164. “De ki: Allah her şeyin Rabbi iken ben O’ndan başka” yaratılmışlar arasından “bir rab arar mıyım hiç?” Benim O’ndan başka bir rab, kainatı yöneten bir kimse kabul etmem hiç bana yakışır mı? Halbuki Allah her şeyin rabbidir, bütün yaratıklar O’nun rububiyeti altındadır, O’nun emrine bağlıdır. O halde benim de benden başkasının da Allah’ı rab edinmesi ve bunu hoşnutlukla kabul etmesi, diğer taraftan Yüce Allah’a muhtaç ve aciz olan, O’nun rububiyeti altında bulunan herhangi bir kimseye de bağlanmaması şarttır.
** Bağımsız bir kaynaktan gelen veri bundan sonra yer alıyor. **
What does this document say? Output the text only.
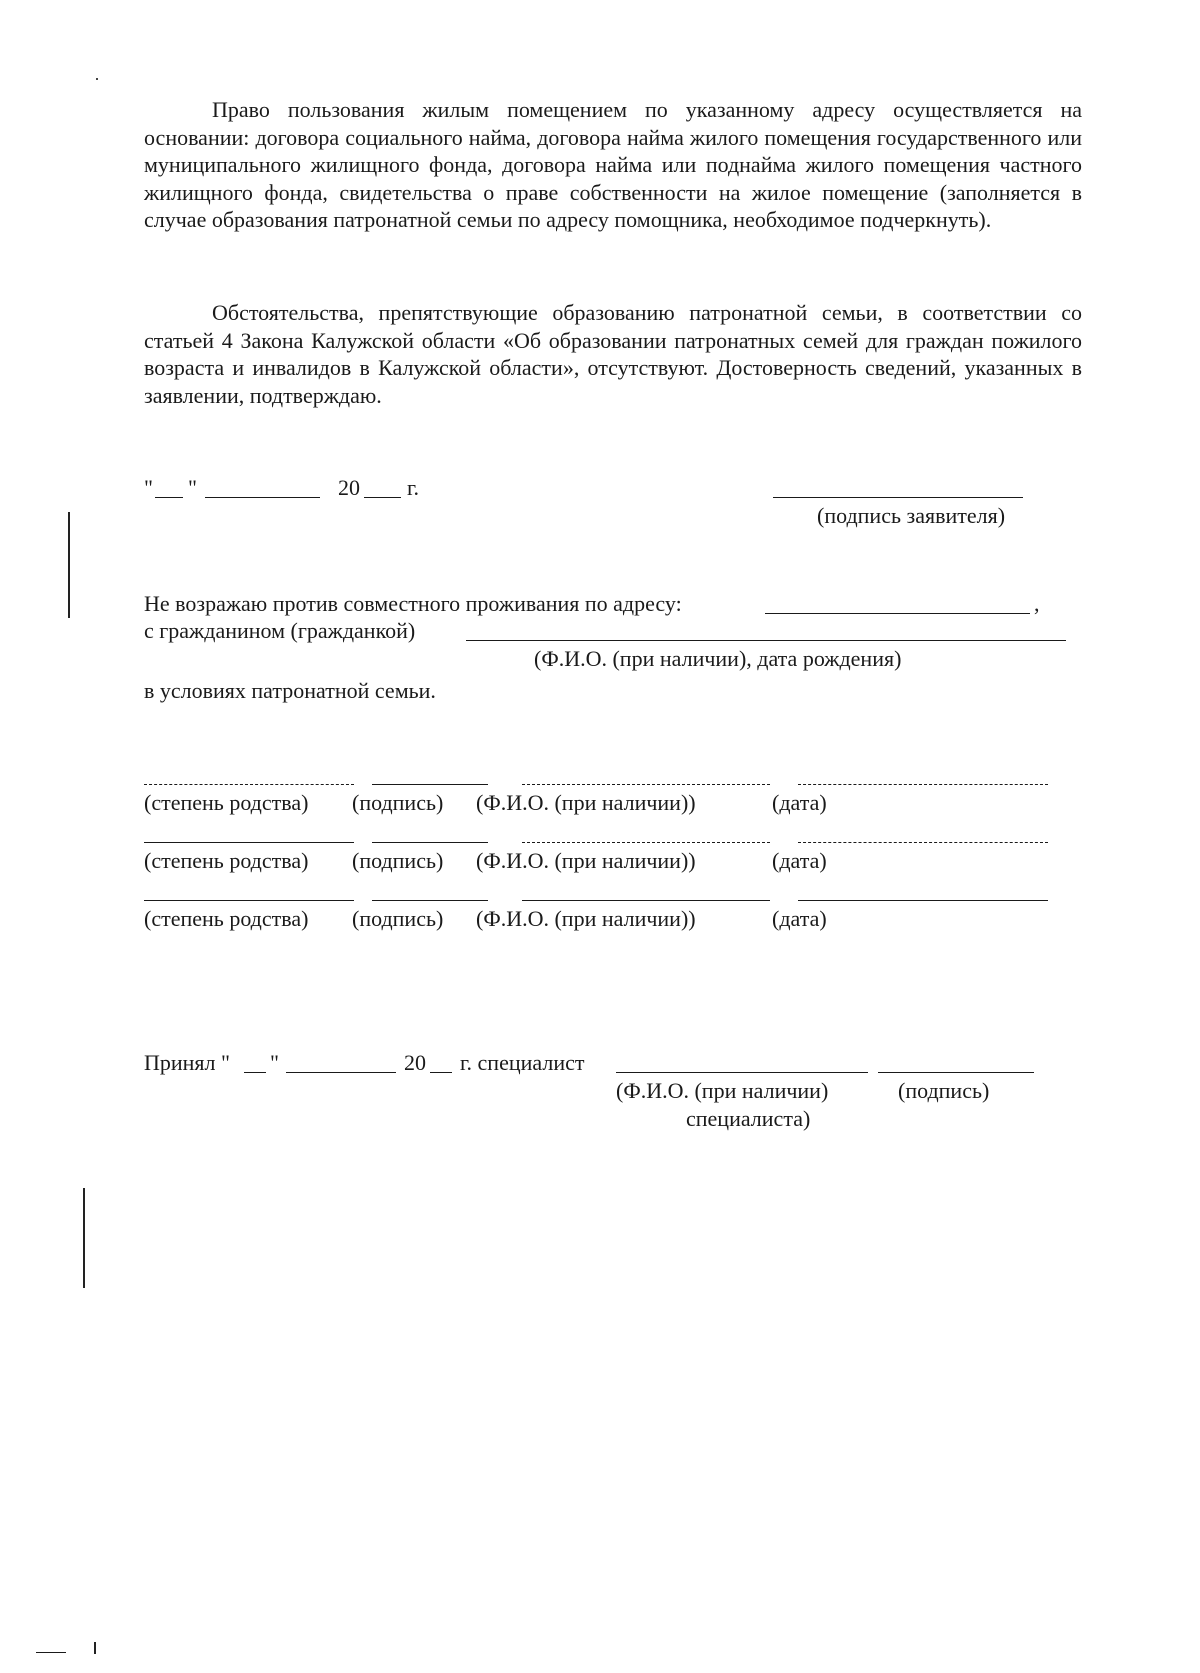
Право пользования жилым помещением по указанному адресу осуществляется на основании: договора социального найма, договора найма жилого помещения государственного или муниципального жилищного фонда, договора найма или поднайма жилого помещения частного жилищного фонда, свидетельства о праве собственности на жилое помещение (заполняется в случае образования патронатной семьи по адресу помощника, необходимое подчеркнуть).
Обстоятельства, препятствующие образованию патронатной семьи, в соответствии со статьей 4 Закона Калужской области «Об образовании патронатных семей для граждан пожилого возраста и инвалидов в Калужской области», отсутствуют. Достоверность сведений, указанных в заявлении, подтверждаю.
" "	20 г.
(подпись заявителя)
Не возражаю против совместного проживания по адресу:	,
с гражданином (гражданкой)
(Ф.И.О. (при наличии), дата рождения)
в условиях патронатной семьи.
(степень родства) (подпись) (Ф.И.О. (при наличии))	(дата)
(степень родства) (подпись) (Ф.И.О. (при наличии))	(дата)
(степень родства) (подпись) (Ф.И.О. (при наличии))	(дата)
Принял " "	20 г. специалист
(Ф.И.О. (при наличии)	(подпись)
специалиста)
Daha sonra Yüce Allah amellerin karşılığını hatırlatarak böyle davranmaya teşvik ederken aksi tutumdan korkutarak şöyle buyurmaktadır: “Herkesin” hayır ve şer kabilinden “kazandığı yalnız kendisine aittir.” Nitekim Yüce Allah bir başka yerde şöyle buyurmaktadır: “Kim salih amel işlerse kendi lehine, kim de kötülük yaparsa kendi aleyhinedir.” (Fussilet, 41/46) “Hiçbir günahkar nefis bir başkasının günahını yüklenmez.” Aksine herkes kendi günah yükünü yüklenir. Eğer herhangi bir kimse, başkasının sapıklığına ve günahına sebep olmuşsa o takdirde fiilen o işi işleyenin günahından bir şey eksilmeksizin sebep olana da sebep olmanın günahı vardır. “Nihâyet” kıyamet gününde “dönüşünüz Ancak Rabbinizedir. O” hayır ya da şer türünden hakkında “ayrılığa düştüğünüz şeyleri size haber verecektir” ve bunların karşılığını da en mükemmel şekilde verecektir.
#
{165} {وهو الذي جعلكم خلائفَ الأرض}؛ أي: يخلُفُ بعضُكم بعضاً، واستخلفكم الله في الأرض، وسخَّر لكم جميع ما فيها، وابتلاكم لينظر كيف تعملونَ، {ورَفَعَ بعضَكم فوق بعضٍ درجات}: في القوة والعافية والرزق والخَلْق والخُلُق؛ {ليبلُوَكُم فيما آتاكم}: فتفاوتت أعمالُكم. {إنَّ ربَّك سريعُ العقاب}: لمن عصاه وكذَّب بآياتِهِ، {وإنَّه لغفورٌ رحيمٌ}: لمن آمن به وعمل صالحاً، وتاب من الموبقات.
165. “Sizi yeryüzünün halefleri yapan” Allah sizi yeryüzünde öncekilerden sonra gelen halefler kıldı, zira kiminiz kiminizin arkasından gelir, halefi olur. Orada bulunan her şeyi emrinize verdi ve nasıl amel edeceğinizi ortaya çıkarmak için de sizi sınadı. “Size verdikleri ile sizi sınamak için kiminizi kiminizden derecelerle” güç, sağlık, rızık, yaratılış ve ahlâk itibari ile “üstün kılan O’dur.” Bu verdikleri ile sizi sınamasının bir sonucu olarak da amellerinizin arasında farklılıklar ortaya çıkar. “Şüphesiz Rabbin hem” kendisine isyan edip âyetlerini yalanlayanlara karşı “cezası pek çabuk olandır hem de” kendisine iman edip salih amel işleyen, helak edici büyük günahlardan da tevbe eden kimselere karşı “çok bağışlayan ve pek merhamet edendir.”[9]